Eine niedrigere Dividende und vollständige Rückzahlung aller staatlichen Hilfsgelder, inklusive der Einsparungen durch Kurzarbeit, hätten deutlich gemacht, dass Adidas auch gesellschaftlich verantwortungsvoll handeln kann. Daher werden wir auch den Vorstand nicht entlasten.


Zu TOP 3: Beschlussfassung über die Entlastung des Vorstands für das Geschäftsjahr 2020

Der Dachverband der Kritischen Aktionärinnen und Aktionäre beantragt, die Mitglieder des Vorstands für das Geschäftsjahr 2020 nicht zu entlasten.

Begründung:

Der Vorstand der Adidas AG kommt nicht hinreichend seiner Verantwortung nach, für wirksamere Maßnahmen bei der Einhaltung sozialer Standards in den eigenen Lieferketten zu sorgen. Zwar verstärkt Adidas vor allem in Asien die Bemühungen und pocht auf ein Ende von Zwangsarbeit, Kinderarbeit oder lebensbedrohlichen Zuständen im Bereich Gesundheit, Arbeitsschutz und Umwelt. Dass dies dringend nötig ist, zeigt der Umstand, dass Adidas auch immer wieder die Zusammenarbeit mit einigen Zuliefern beenden muss. Doch es bedarf strengerer Kontrollen, um systematische Verstöße gegen die ILO-Kernarbeitsnormen und andere, international anerkannte Sozial- und Umweltstandards nachhaltig ausschließen zu können und damit auch den Anforderungen des bereits vom Bundeskabinett beschlossenen Lieferkettengesetzes gerecht zu werden.

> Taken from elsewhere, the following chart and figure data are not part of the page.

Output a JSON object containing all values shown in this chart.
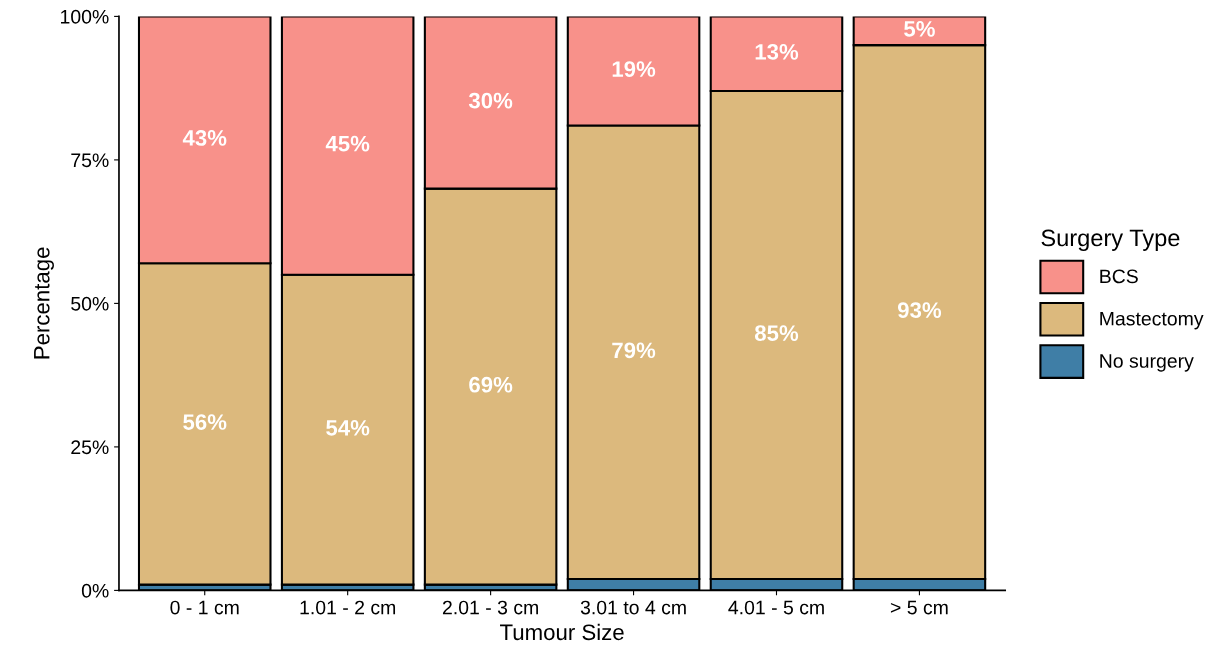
{
  "chart_data": {
    "type": "bar",
    "stacked": true,
    "xlabel": "Tumour Size",
    "ylabel": "Percentage",
    "legend_title": "Surgery Type",
    "legend": "right",
    "categories": [
      "0 - 1 cm",
      "1.01 - 2 cm",
      "2.01 - 3 cm",
      "3.01 to 4 cm",
      "4.01 - 5 cm",
      "> 5 cm"
    ],
    "series": [
      {
        "name": "No surgery",
        "color": "#3f7ea6",
        "values": [
          1,
          1,
          1,
          2,
          2,
          2
        ]
      },
      {
        "name": "Mastectomy",
        "color": "#dcb97d",
        "values": [
          56,
          54,
          69,
          79,
          85,
          93
        ],
        "value_labels": [
          "56%",
          "54%",
          "69%",
          "79%",
          "85%",
          "93%"
        ]
      },
      {
        "name": "BCS",
        "color": "#f8918a",
        "values": [
          43,
          45,
          30,
          19,
          13,
          5
        ],
        "value_labels": [
          "43%",
          "45%",
          "30%",
          "19%",
          "13%",
          "5%"
        ]
      }
    ],
    "ylim": [
      0,
      100
    ],
    "yticks": [
      {
        "value": 0,
        "label": "0%"
      },
      {
        "value": 25,
        "label": "25%"
      },
      {
        "value": 50,
        "label": "50%"
      },
      {
        "value": 75,
        "label": "75%"
      },
      {
        "value": 100,
        "label": "100%"
      }
    ],
    "grid": false
  }
}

Fall ausbleibender Lohnzahlungen in zwei Zulieferfabriken El Salvadors

In den ersten Monaten der Corona-Pandemie ist der weltweite Markt für Textilien stark eingebrochen. In vielen Ländern musste die Produktion gestoppt werden. Die Zulieferbetriebe haben Arbeiter*innen entlassen und monatelang keine oder nur stark reduzierte Löhne gezahlt. Die Arbeiter*innen, die schon unter normalen Umständen extrem niedrige Löhne erhalten, waren auf sich allein gestellt und kaum mehr in der Lage, ihre Familien mit dem Nötigsten zu versorgen. Verschuldung und Hunger waren die Folge.

So kam es auch zu Lohnausfällen im Produktionsumfeld von Adidas. Zahlreiche Gewerkschaften in El Salvador, Guatemala, Honduras und Nicaragua fordern nun Marken wie Adidas dazu auf, eine Nachzahlung der ausgebliebenen Löhne sicherzustellen.

Die Regionale Koordinationsstelle der Gewerkschaften in Textilfabriken in Mittelamerika berichtet, dass 757 Näher*innen der Fabrik Varsity Pro, in der Kleidung für Adidas produziert wird, entlassen wurden, kurz nachdem die Regierung El Salvadors im März 2020 die Ausgangsbeschränkungen zum Infektionsschutz verhängt hatte. Weitere 700 Näher*innen wurden in Zwangsurlaub geschickt. Die Fabrik Impression Apparel Group, ein Zulieferer von Adidas in El Salvador, zahlte Näher*innen während des 3-monatigen Zwangsurlaubs nur zwei sogenannte Corona-Boni in Höhe von 41,33 US-Dollar. Zum Vergleich: Der Grundwarenkorb für Nahrungsmittel liegt bei monatlich 200 US-Dollar. Martha Hernández, eine Näherin der Fabrik, beschreibt die schwierige Lage: „Wie sollten wir davon als Familien überleben? Wir mussten ja weiterhin unsere Lebensmittel, die Miete, das Wasser und den Strom bezahlen. Wir haben uns deshalb verschuldet.“

Bereits im dritten Quartal des Corona-Jahres 2020 erzielte Adidas nach Umsatzeinbrüchen in den ersten Monaten der Corona-Pandemie wieder ähnliche Gewinne wie im Vorjahr. Anstatt aktiv Maßnahmen für ein existenzsicherndes Einkommen und eine soziale Absicherung der Näher*innen zu ergreifen, hat Adidas das System komplexer Lieferketten genutzt, um die soziale Verantwortung und die Kosten der Corona-Krise auf die Näher*innen abzuwälzen.